E tem sido essa a grande missão proposta pelo grupo de Ajuda Mútua: UPG – Unidos pela Graça, que eu conheci recém-nascidos, ainda sem nome. Não esperei ser convidada, me ofereci com a cara e a coragem para ser uma das consultoras do grupo, queria ter a oportunidade de contribuir para dar um enquadre mais formal ao grupo, cuidando de sua liderança, o G6, que depois virou G5.
Em encontros bimensais ou trimestrais, temos podido juntos tratar de configurar o grupo, trabalhar as várias fases de desenvolvimento do grupo, seus impasses e o aperfeiçoamento da proposta. Temos trabalhado com o G5 em vários formatos: reuniões de discussão, grupo focal e Sociodrama Comunitário. Desenvolvemos e treinamos um modo de discutir as questões de ajuda mútua, sem fazer Psicoterapia de grupo, o que fugiria da proposta de ajuda mútua, e as nomeamos de “Encontros compartilhados”. E seria nesses encontros que se materializaria a grande proposta do grupo.

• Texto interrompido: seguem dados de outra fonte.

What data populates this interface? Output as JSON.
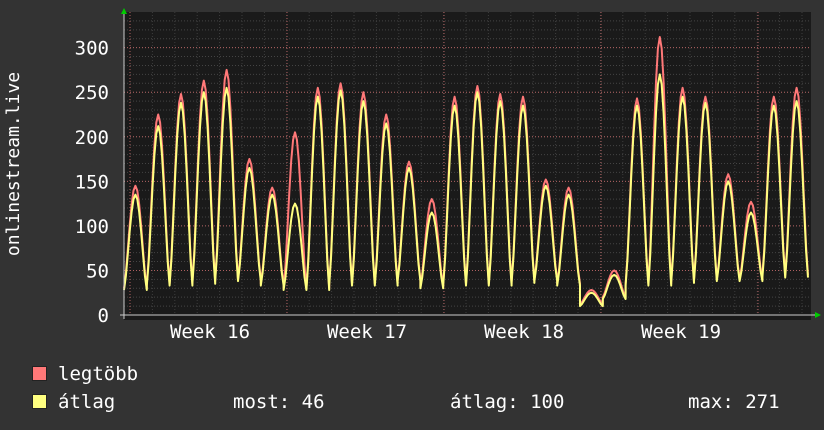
{
  "chart_data": {
    "type": "line",
    "ylabel": "onlinestream.live",
    "yticks": [
      0,
      50,
      100,
      150,
      200,
      250,
      300
    ],
    "ylim": [
      0,
      340
    ],
    "xticks": [
      "Week 16",
      "Week 17",
      "Week 18",
      "Week 19"
    ],
    "grid": true,
    "series": [
      {
        "name": "legtöbb",
        "color": "#ff7878",
        "days": [
          {
            "peak": 145,
            "trough": 30
          },
          {
            "peak": 225,
            "trough": 35
          },
          {
            "peak": 248,
            "trough": 35
          },
          {
            "peak": 263,
            "trough": 38
          },
          {
            "peak": 275,
            "trough": 40
          },
          {
            "peak": 175,
            "trough": 40
          },
          {
            "peak": 143,
            "trough": 35
          },
          {
            "peak": 205,
            "trough": 30
          },
          {
            "peak": 255,
            "trough": 30
          },
          {
            "peak": 260,
            "trough": 35
          },
          {
            "peak": 250,
            "trough": 35
          },
          {
            "peak": 225,
            "trough": 35
          },
          {
            "peak": 172,
            "trough": 40
          },
          {
            "peak": 130,
            "trough": 32
          },
          {
            "peak": 245,
            "trough": 35
          },
          {
            "peak": 257,
            "trough": 35
          },
          {
            "peak": 248,
            "trough": 35
          },
          {
            "peak": 245,
            "trough": 38
          },
          {
            "peak": 152,
            "trough": 40
          },
          {
            "peak": 143,
            "trough": 35
          },
          {
            "peak": 28,
            "trough": 12
          },
          {
            "peak": 50,
            "trough": 20
          },
          {
            "peak": 243,
            "trough": 35
          },
          {
            "peak": 312,
            "trough": 35
          },
          {
            "peak": 255,
            "trough": 38
          },
          {
            "peak": 245,
            "trough": 40
          },
          {
            "peak": 158,
            "trough": 40
          },
          {
            "peak": 127,
            "trough": 40
          },
          {
            "peak": 245,
            "trough": 45
          },
          {
            "peak": 255,
            "trough": 45
          }
        ]
      },
      {
        "name": "átlag",
        "color": "#ffff80",
        "days": [
          {
            "peak": 135,
            "trough": 28
          },
          {
            "peak": 212,
            "trough": 33
          },
          {
            "peak": 238,
            "trough": 33
          },
          {
            "peak": 250,
            "trough": 35
          },
          {
            "peak": 255,
            "trough": 38
          },
          {
            "peak": 165,
            "trough": 38
          },
          {
            "peak": 135,
            "trough": 33
          },
          {
            "peak": 125,
            "trough": 28
          },
          {
            "peak": 245,
            "trough": 28
          },
          {
            "peak": 252,
            "trough": 33
          },
          {
            "peak": 240,
            "trough": 33
          },
          {
            "peak": 215,
            "trough": 33
          },
          {
            "peak": 165,
            "trough": 38
          },
          {
            "peak": 115,
            "trough": 30
          },
          {
            "peak": 235,
            "trough": 33
          },
          {
            "peak": 250,
            "trough": 33
          },
          {
            "peak": 240,
            "trough": 33
          },
          {
            "peak": 235,
            "trough": 36
          },
          {
            "peak": 145,
            "trough": 38
          },
          {
            "peak": 135,
            "trough": 33
          },
          {
            "peak": 25,
            "trough": 10
          },
          {
            "peak": 45,
            "trough": 18
          },
          {
            "peak": 235,
            "trough": 33
          },
          {
            "peak": 270,
            "trough": 33
          },
          {
            "peak": 245,
            "trough": 36
          },
          {
            "peak": 238,
            "trough": 38
          },
          {
            "peak": 150,
            "trough": 38
          },
          {
            "peak": 115,
            "trough": 38
          },
          {
            "peak": 235,
            "trough": 42
          },
          {
            "peak": 240,
            "trough": 42
          }
        ]
      }
    ]
  },
  "legend": {
    "max_label": "legtöbb",
    "avg_label": "átlag",
    "max_color": "#ff7878",
    "avg_color": "#ffff80",
    "now_text": "most: 46",
    "avg_text": "átlag: 100",
    "max_text": "max: 271"
  }
}
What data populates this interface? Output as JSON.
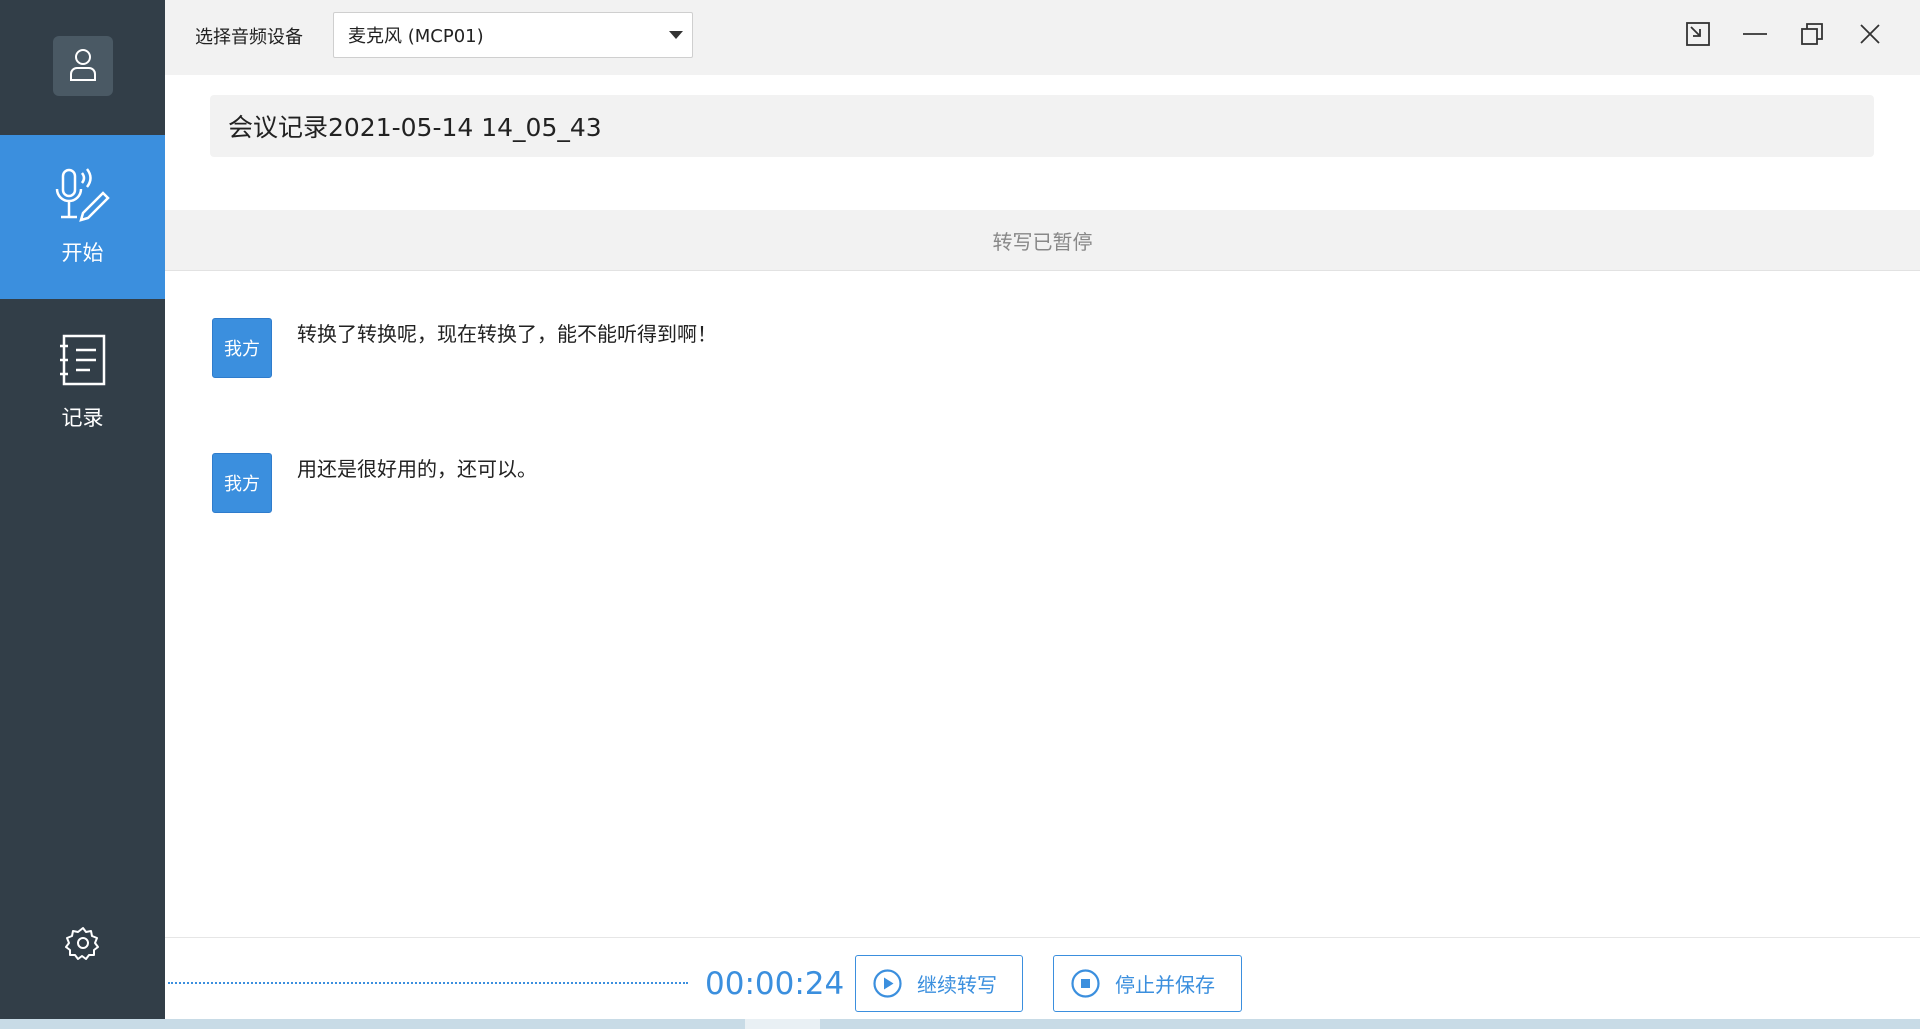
{
  "sidebar": {
    "avatar_icon": "user-icon",
    "items": [
      {
        "label": "开始",
        "icon": "microphone-pen-icon",
        "active": true
      },
      {
        "label": "记录",
        "icon": "notebook-icon",
        "active": false
      }
    ],
    "settings_icon": "gear-icon"
  },
  "topbar": {
    "device_label": "选择音频设备",
    "device_selected": "麦克风 (MCP01)",
    "window_controls": [
      "pin-window-icon",
      "minimize-icon",
      "restore-icon",
      "close-icon"
    ]
  },
  "meeting": {
    "title": "会议记录2021-05-14 14_05_43"
  },
  "status": {
    "text": "转写已暂停"
  },
  "messages": [
    {
      "speaker": "我方",
      "text": "转换了转换呢，现在转换了，能不能听得到啊！"
    },
    {
      "speaker": "我方",
      "text": "用还是很好用的，还可以。"
    }
  ],
  "footer": {
    "timer": "00:00:24",
    "resume_label": "继续转写",
    "stop_label": "停止并保存"
  },
  "colors": {
    "accent": "#3b8fde",
    "sidebar_bg": "#323e48",
    "topbar_bg": "#f2f2f2"
  }
}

Exatamente essa proposta dos “encontros compartilhados” tem sofrido, nos últimos meses, certo esvaziamento, e já estamos parindo novos arranjos para enfrentar essa fase do grupo. E é esse o meu maior fascínio com essa experiência: esses homens e mulheres em processo de crescimento, não se abatem em suas impossibilidades e me deixam ajudá-los na superação de cada um dos obstáculos que lhes aparece.
Foi também em um desses nossos encontros com o G5 que surgiu a dura realidade do sofrimento familiar da maioria das famílias desses homossexuais evangélicos, que se sentia, quando sabia da homossexualidade de seus filhos, em falta, em erro, destruídas no alicerce de suas crenças: no que eles haviam falhado diante de Deus, para experimentarem um sofrimento deste tamanho? Dentre outras angústias.
Outra vez me dispus a fazer aquilo que mais me fascina fazer como Psicóloga: cuidar das famílias em sofrimento. E essa é a terceira e última experiência que contarei a seguir.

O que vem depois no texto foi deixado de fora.